The answer to the first part of this question is pretty straightforward: Yes, stocks are able to lose all their value in the market. Now, we don't want to scare you off investing in stocks, or investing in general. However, we would be lying if we told you that stocks carry no risk (although some carry more than others).
To help you understand why a stock can lose all its value, we should review how stock price is determined. Specifically, the value of a stock is determined by the basic relationship between supply and demand. If a lot of people want a stock (demand is high), then the price will rise. If a lot of people don't want a stock (demand is low), then the price will fall. (For a deeper look into supply and demand and other economic concepts, check out our deep dive into the basics of Economics.)
If a stock's demand sinks dramatically, it will lose much (if not all) of its value. The main factor determining the demand for a stock is the quality of the company itself. If the company is fundamentally strong, that is, if it is generating positive income, its stock is less likely to lose value.
So, although stocks carry some risk, it would not be accurate to say that a loss in a stock's value is completely arbitrary. There are other factors that drive supply and demand for companies. (If you want to learn more, take a look at our guide on the basics of Stocks.)
The effects of a stock losing all its value will be different for a long position than for a short position. Someone holding a long position (owns the stock) is, of course, hoping the investment will appreciate. A drop in price to zero means the investor loses his or her entire investment – a return of -100%.
Conversely, a complete loss in a stock's value is the best possible scenario for an investor holding a short position in the stock. Because the stock is worthless, the investor holding a short position does not have to buy back the shares and return them to the lender (usually a broker), which means the short position gains a 100% return.

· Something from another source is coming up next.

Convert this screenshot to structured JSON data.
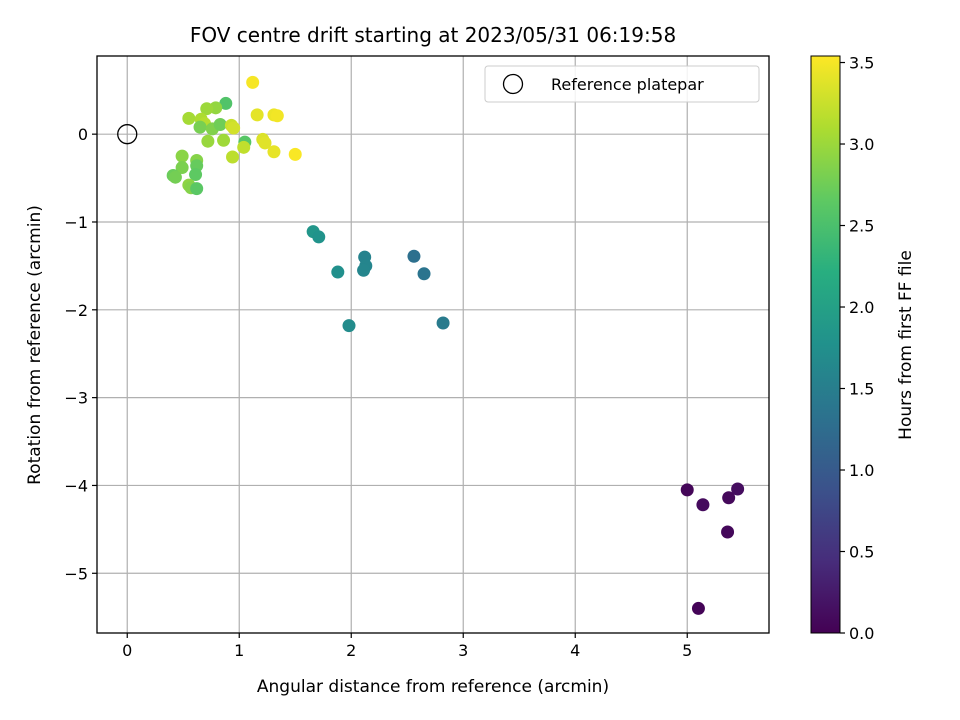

Bear in mind that if you are uncertain about whether a stock is able to lose all its value, it is probably not advisable to engage in the advanced practice of short selling securities. Short selling is a speculative strategy and the downside risk of a short position is much greater than that of a long position.
To summarize, yes, a stock can lose its entire value. However, depending on the investor's position, the drop to worthlessness can be either good (short positions) or bad (long positions).